Die Mindest-Anforderungen an unsere Host-Software werden folgende sein:
- Mindestens acht Audiospuren parallel abspielen
- ASIO-Treiber-Support für geringe Latenzen
- VST- oder TDM-Schnittstelle für Plugins
- Support für WAV, AIFF und vielleicht MP3 Audiofiles
- Ein virtuelles Mischpult (Mischer) mit Equalizer und Support für Insert-Effekte
- Möglichkeit komplette Arrangements und Songs zu einem Stereo-Audiofile zu exportieren
- Live Audio-Aufnahme von mindestens einem Stereoeingang
Viele Produktionen kommen zwar heutzutage nicht mehr mit nur acht Tonspuren aus, aber wenn wir die Möglichkeit haben den Output als Stereofile zu exportieren, dann können wir einfach mehrere Spuren auf eine Stereospur bouncen und damit weitere Resourcen freigeben.

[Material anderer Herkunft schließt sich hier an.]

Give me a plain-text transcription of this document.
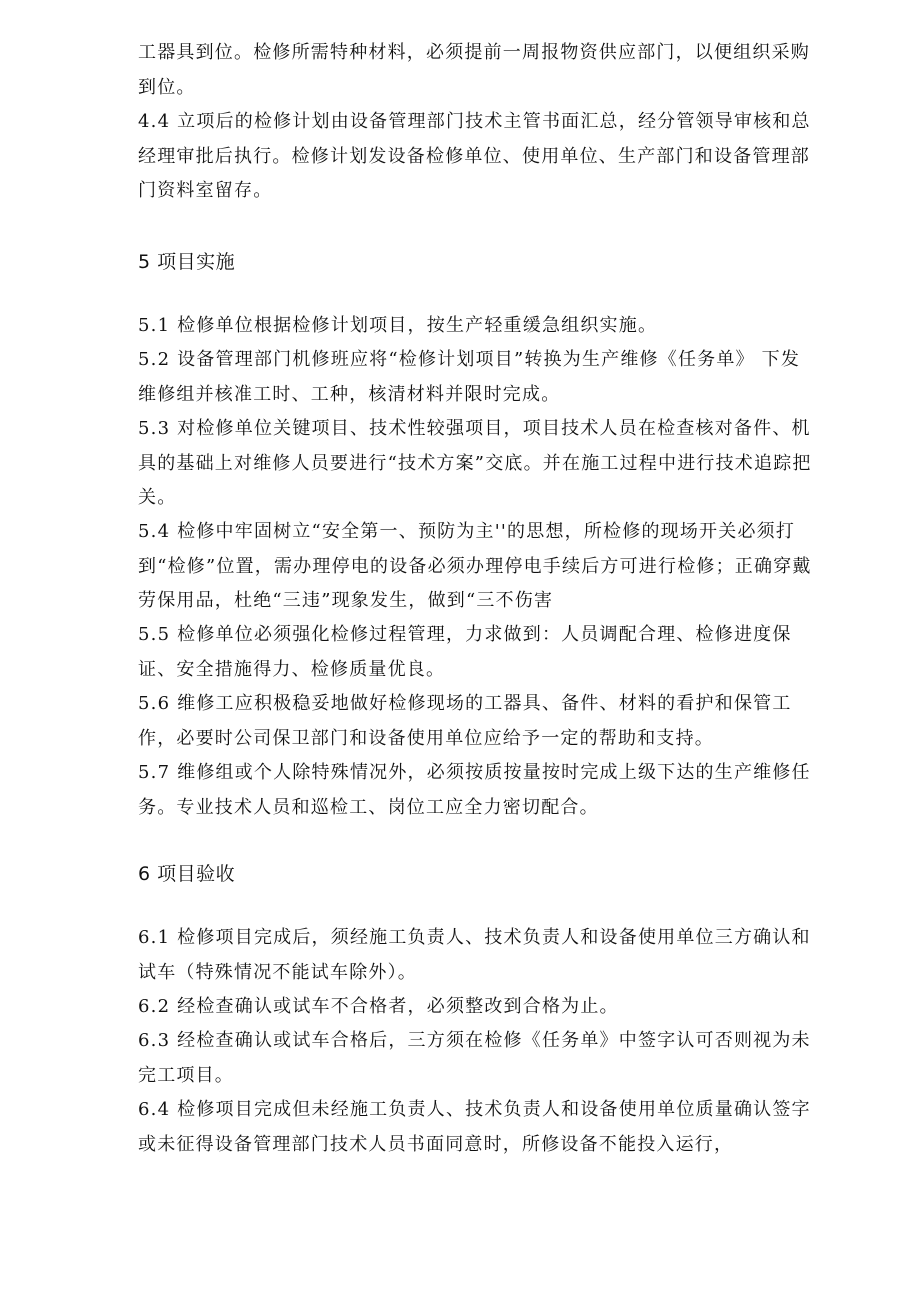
工器具到位。检修所需特种材料，必须提前一周报物资供应部门，以便组织采购到位。
4.4 立项后的检修计划由设备管理部门技术主管书面汇总，经分管领导审核和总经理审批后执行。检修计划发设备检修单位、使用单位、生产部门和设备管理部门资料室留存。
5 项目实施
5.1 检修单位根据检修计划项目，按生产轻重缓急组织实施。
5.2 设备管理部门机修班应将“检修计划项目”转换为生产维修《任务单》 下发维修组并核准工时、工种，核清材料并限时完成。
5.3 对检修单位关键项目、技术性较强项目，项目技术人员在检查核对备件、机具的基础上对维修人员要进行“技术方案”交底。并在施工过程中进行技术追踪把关。
5.4 检修中牢固树立“安全第一、预防为主''的思想，所检修的现场开关必须打到“检修”位置，需办理停电的设备必须办理停电手续后方可进行检修；正确穿戴劳保用品，杜绝“三违”现象发生，做到“三不伤害
5.5 检修单位必须强化检修过程管理，力求做到：人员调配合理、检修进度保证、安全措施得力、检修质量优良。
5.6 维修工应积极稳妥地做好检修现场的工器具、备件、材料的看护和保管工作，必要时公司保卫部门和设备使用单位应给予一定的帮助和支持。
5.7 维修组或个人除特殊情况外，必须按质按量按时完成上级下达的生产维修任务。专业技术人员和巡检工、岗位工应全力密切配合。
6 项目验收
6.1 检修项目完成后，须经施工负责人、技术负责人和设备使用单位三方确认和试车（特殊情况不能试车除外）。
6.2 经检查确认或试车不合格者，必须整改到合格为止。
6.3 经检查确认或试车合格后，三方须在检修《任务单》中签字认可否则视为未完工项目。
6.4 检修项目完成但未经施工负责人、技术负责人和设备使用单位质量确认签字或未征得设备管理部门技术人员书面同意时，所修设备不能投入运行，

Der ASIO-Treiber-Support ist wichtig, damit wir in Echtzeit an unserer Musikproduktion arbeiten können. Wenn wir zum Beispiel Instrumente live einspielen wollen, dann kommen wir mit den hohen Latenzen (300ms und mehr), die normale Soundkarten-Treiber liefern, einfach nicht mehr aus.
Die VST- oder TDM-Schnittstelle benötigen wir, damit wir externe Effekt-Plugins als Insert-Effekte auf einzelne Spuren legen können. Das funktioniert analog zu echten Mischpulten, die ebenfalls die Möglichkeit haben Insert-Effekte in den Kanalzug einzuschleifen.
Mit den oben genannten Anforderungen können wir also bereits sehr anständige Produktionen kreieren, wenn auch noch das Salz in unserer Suppe fehlt: einige Effekte, um die Produktion aufzupeppen.
Die Effekt-Küche
Manche Musik-Produzenten lieben es eine Vielzahl von Effekten in ihrem Tonstudio zur Verfügung zu haben und setzen diese auch gerne vielfältiug in ihren Produktionen ein. Aber wie ich im Vorwort zu „Das kostenlose Desktop-Tonstudio“ eingangs sagte, kommt es bei Musikstücken in erster Linie auf die Idee an und die Qualität der Produktion wird zweitrangig (Ausnahmen bestätigen die Regel).
Schon mit einer handvoll Effekte kann man wunderbar klingende Produktionen kreieren. Bei diesem Tutorial fangen wir mit den drei wichtigsten Effekten an:
EQ / Equaliser
Der wichtigste Effekt in meinem Studio überhaupt ist der Equaliser! Viele sehen diese Klangregelung schon gar nicht mehr als eigenständigen Effekt an, so sehr sind in unserer Zeit EQs an allen möglichen Klangquellen zur Gewohnheit geworden.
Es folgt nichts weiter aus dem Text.